Defendant Rairdon appeared and demurred to the amended complaint on the ground that it did not state facts sufficient to constitute a cause of action and that the causes of action were barred by the provisions of subdivision 1 of section 339 of the Code of Civil Procedure.

The trial court sustained the demurrer and judgment was subsequently entered in favor of defendant Rairdon.

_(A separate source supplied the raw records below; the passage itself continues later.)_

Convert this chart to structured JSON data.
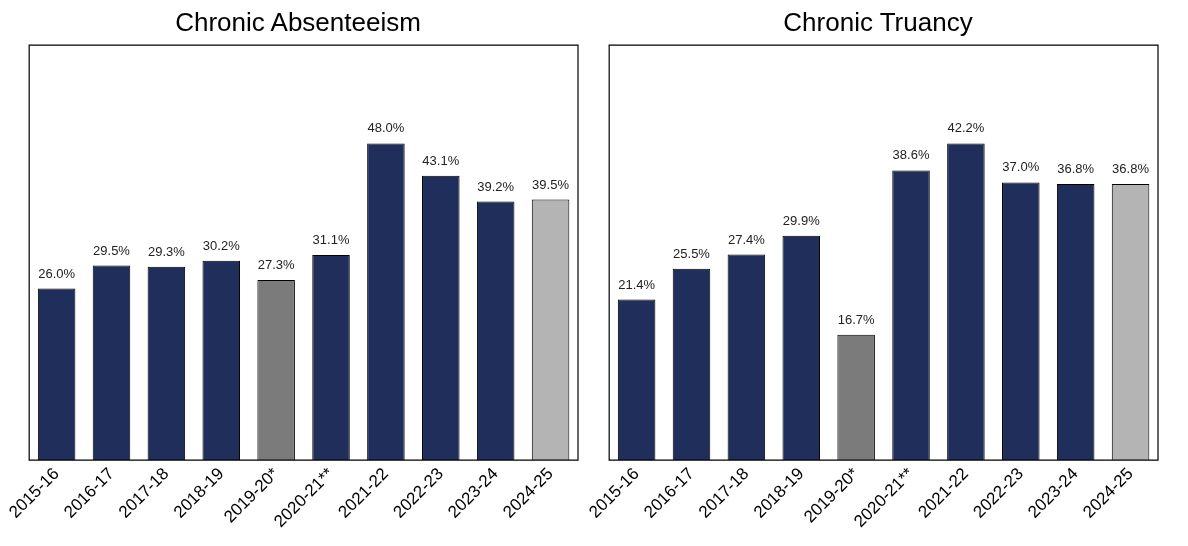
{
  "chart_data": [
    {
      "type": "bar",
      "title": "Chronic Absenteeism",
      "categories": [
        "2015-16",
        "2016-17",
        "2017-18",
        "2018-19",
        "2019-20*",
        "2020-21**",
        "2021-22",
        "2022-23",
        "2023-24",
        "2024-25"
      ],
      "values": [
        26.0,
        29.5,
        29.3,
        30.2,
        27.3,
        31.1,
        48.0,
        43.1,
        39.2,
        39.5
      ],
      "colors": [
        "#1f2e5a",
        "#1f2e5a",
        "#1f2e5a",
        "#1f2e5a",
        "#7b7b7b",
        "#1f2e5a",
        "#1f2e5a",
        "#1f2e5a",
        "#1f2e5a",
        "#b4b4b4"
      ],
      "value_labels": [
        "26.0%",
        "29.5%",
        "29.3%",
        "30.2%",
        "27.3%",
        "31.1%",
        "48.0%",
        "43.1%",
        "39.2%",
        "39.5%"
      ],
      "grid": false,
      "tick_labels": "x"
    },
    {
      "type": "bar",
      "title": "Chronic Truancy",
      "categories": [
        "2015-16",
        "2016-17",
        "2017-18",
        "2018-19",
        "2019-20*",
        "2020-21**",
        "2021-22",
        "2022-23",
        "2023-24",
        "2024-25"
      ],
      "values": [
        21.4,
        25.5,
        27.4,
        29.9,
        16.7,
        38.6,
        42.2,
        37.0,
        36.8,
        36.8
      ],
      "colors": [
        "#1f2e5a",
        "#1f2e5a",
        "#1f2e5a",
        "#1f2e5a",
        "#7b7b7b",
        "#1f2e5a",
        "#1f2e5a",
        "#1f2e5a",
        "#1f2e5a",
        "#b4b4b4"
      ],
      "value_labels": [
        "21.4%",
        "25.5%",
        "27.4%",
        "29.9%",
        "16.7%",
        "38.6%",
        "42.2%",
        "37.0%",
        "36.8%",
        "36.8%"
      ],
      "grid": false,
      "tick_labels": "x"
    }
  ]
}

It appears that on November 1, 1937, all of the defendants retired from the board of directors. The original complaint was filed on April 12, 1940, more than two years later, and also more than two years after the loans involved were made. It would appear that the alleged liability or obligation of the former directors is not based upon an instrument in writing and is not a liability created by statute. Appellant contends that if the loans were made in good faith then only the restriction of the statute made them illegal. Therefore, the liability is one created by statute. Here the defendant directors are charged with negligent mismanagement of the corporation funds in the making of loans. Corporations are creatures of law and their functions are regulated largely by statute, but that does not make their claims or liabilities or their acts those created only by statute.

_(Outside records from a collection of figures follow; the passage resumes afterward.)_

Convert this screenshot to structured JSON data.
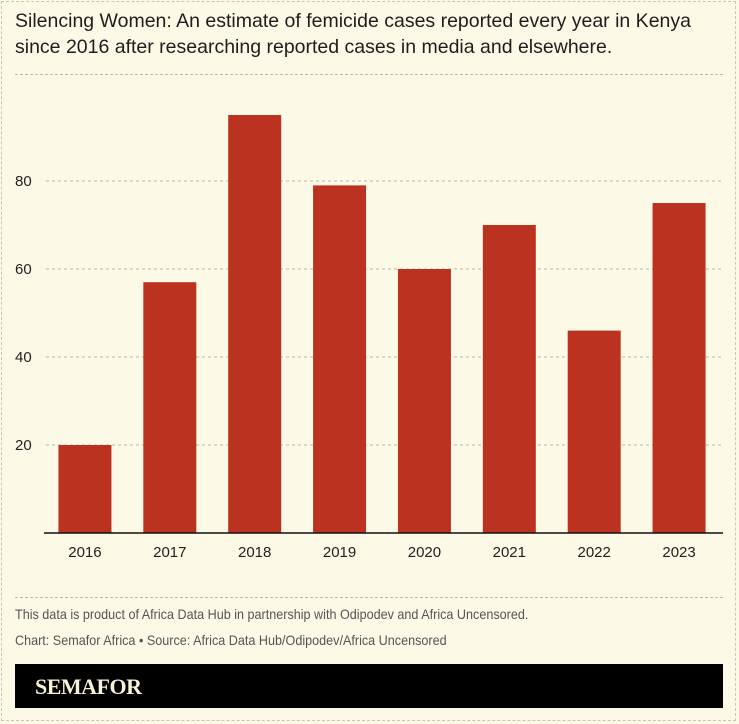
{
  "chart_data": {
    "type": "bar",
    "title": "Silencing Women: An estimate of femicide cases reported every year in Kenya since 2016 after researching reported cases in media and elsewhere.",
    "categories": [
      "2016",
      "2017",
      "2018",
      "2019",
      "2020",
      "2021",
      "2022",
      "2023"
    ],
    "values": [
      20,
      57,
      95,
      79,
      60,
      70,
      46,
      75
    ],
    "yticks": [
      20,
      40,
      60,
      80
    ],
    "ylim": [
      0,
      100
    ],
    "xlabel": "",
    "ylabel": "",
    "grid": true,
    "bar_color": "#bc3220"
  },
  "footer": {
    "note": "This data is product of Africa Data Hub in partnership with Odipodev and Africa Uncensored.",
    "credit": "Chart: Semafor Africa • Source: Africa Data Hub/Odipodev/Africa Uncensored",
    "brand": "SEMAFOR"
  }
}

The court in Coombes v. Getz, 217 Cal. 320, 333, 18 P.2d 939, 945, stated: “The term ‘created by law,’ as used in section 359 of the Code of Civil Procedure, has a somewhat restricted meaning. In one sense every liability giving rise to a cause of action may be said to be a creature of the law. Whitten v. Dabney, 171 Cal. 621, 628, 154 P. 312. But, in the sense in which the term is used in said Code section, it is confined and restricted to a liability which exists by virtue of an express statute, and it does not include nor extend to actions arising under the common law. Whitten v. Dabney, supra; Brinckerhoff v. Bostwick, 99 N.Y. 185, 1 N.E. 663.”

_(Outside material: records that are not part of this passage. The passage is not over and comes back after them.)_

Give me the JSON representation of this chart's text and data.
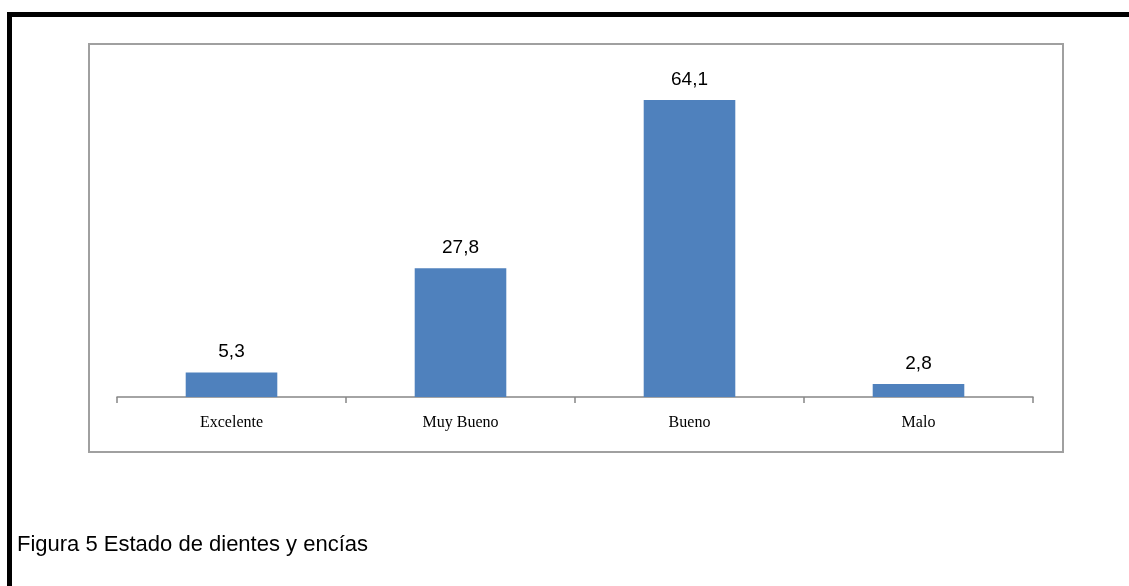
{
  "chart_data": {
    "type": "bar",
    "title": "Figura 5 Estado de dientes y encías",
    "categories": [
      "Excelente",
      "Muy Bueno",
      "Bueno",
      "Malo"
    ],
    "values": [
      5.3,
      27.8,
      64.1,
      2.8
    ],
    "value_labels": [
      "5,3",
      "27,8",
      "64,1",
      "2,8"
    ],
    "color": "#4f81bd"
  }
}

In Fletcher's Cyclopedia Corporations, volume 3, section 1024, page 421, we find the liability of directors discussed as follows: “If acts are expressly prohibited by the charter or a statute, but liability for violation thereof is not imposed on corporate officers by the charter or statute, the doing of such an act does not make the officers personally liable merely because the act is a violation of the charter or a statute. So far as liability of directors to the corporation is concerned, it has been said that the liability ‘for damages caused by unauthorized acts rests upon the common–law rule which renders every agent liable who violates his authority to the damage of his principal. A statutory prohibition is material under these circumstances merely as indicating an express restriction placed upon the powers delegated to the directors when the corporation was formed’. Moreover, an officer of a corporation is not liable to the corporation for damages merely because he violates a statute, but it must be shown that he was acting as agent of the corporation in so doing.”

While the statute involved in this action prohibited some of the loans made by defendants, no statute places on them the duty of making good to the corporation any losses resulting from those loans. That obligation rests upon the duty imposed on an agent by the common law. It is therefore clear that this alleged liability is governed by the statute of limitations as set forth in subdivision 1 of section 339 of the Code of Civil Procedure, to–wit, a period of two years, and the demurrer of defendant Rairdon was properly sustained.

The judgment is therefore affirmed.

MORTON, Justice pro tem.

MARKS, Acting P. J., and GRIFFIN, J., concurred.